Workflow and Best Practices

Conventional algorithms are designed to answer exactly one question. In contrast, deep models based on convolutional neural networks (CNNs) can be taught to "learn" patterns and be adapted to a wide variety of problems and tasks, such as denoising, super-resolution, and segmentation. Data, which is used to train a deep model to understand how to learn and apply concepts those concepts, are the most crucial aspect that makes training possible. As shown in the following flowchart, three different data sets — the training set, the validation set, and the testing set — are used for training, fine-tuning, and testing.

Deep learning workflow

Training set… Is the portion of data used to train models. The model learns from this data to apply concepts such denoising, super-resolution, and semantic segmentation and to produce results. Training sets can include the training input(s) and output(s), as well as an optional mask(s). If training is going well, every iteration updates the weights of the network so it becomes better and better at predicting on the training set.

Test set… Is used only when the final model is completely trained to assess the performance of the final model.

Validation set… Is a subset of the training data that provides an unbiased evaluation of a model. Overfitting is checked and avoided with the validation set.

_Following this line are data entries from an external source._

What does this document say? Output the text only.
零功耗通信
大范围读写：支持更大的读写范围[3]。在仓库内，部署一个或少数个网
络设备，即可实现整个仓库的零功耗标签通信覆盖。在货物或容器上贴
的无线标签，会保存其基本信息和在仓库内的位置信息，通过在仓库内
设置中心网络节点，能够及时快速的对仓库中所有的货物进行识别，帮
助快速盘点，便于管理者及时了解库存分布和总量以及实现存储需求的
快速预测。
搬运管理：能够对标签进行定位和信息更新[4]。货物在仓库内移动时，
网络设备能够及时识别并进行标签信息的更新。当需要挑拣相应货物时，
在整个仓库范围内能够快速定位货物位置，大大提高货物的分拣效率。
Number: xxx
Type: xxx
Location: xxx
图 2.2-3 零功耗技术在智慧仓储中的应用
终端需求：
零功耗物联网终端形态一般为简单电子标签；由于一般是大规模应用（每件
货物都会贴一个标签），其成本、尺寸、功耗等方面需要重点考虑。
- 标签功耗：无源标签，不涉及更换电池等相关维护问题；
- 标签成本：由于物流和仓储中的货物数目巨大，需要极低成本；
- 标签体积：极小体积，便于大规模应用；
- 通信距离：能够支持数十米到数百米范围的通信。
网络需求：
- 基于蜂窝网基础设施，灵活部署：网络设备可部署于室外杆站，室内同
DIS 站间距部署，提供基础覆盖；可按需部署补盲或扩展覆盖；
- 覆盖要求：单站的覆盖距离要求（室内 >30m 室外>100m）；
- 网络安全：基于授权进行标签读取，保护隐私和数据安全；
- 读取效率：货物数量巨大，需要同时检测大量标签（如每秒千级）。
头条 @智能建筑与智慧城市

The following 'best practices' can help you get the most from your project:

Explore whether your project is better suited to classical machine learning or deep learning.
Make your data suitable for model training (see Data Preparation). For example, using calibrated datasets is recommended for developing 'universal' models.
The quality of your training sets will determine the performance of the predictive model. This means that you should have a strategy for continuous improvement of your training set, for as long as there’s any benefit to better model accuracy. It can happen that you lack the data required to integrate a deep learning solution. In this case, the Deep Learning Tool provides the option to artificially augment the available data when you set the model training parameters (see Data Augmentation Settings).
Find the best balance between training progress and training time. For example, with limited computational power this might mean training models with 2D inputs on multiple diverse training datasets instead to using multi-slice or 3D inputs.
It is often advantageous to start with a model that has been pre-trained (see Pre-Trained Models).
If you are unsure where to start, use the Segmentation Wizard instead of the Deep Learning Tool or the Machine Learning Segmentation module (see Segmentation Wizard).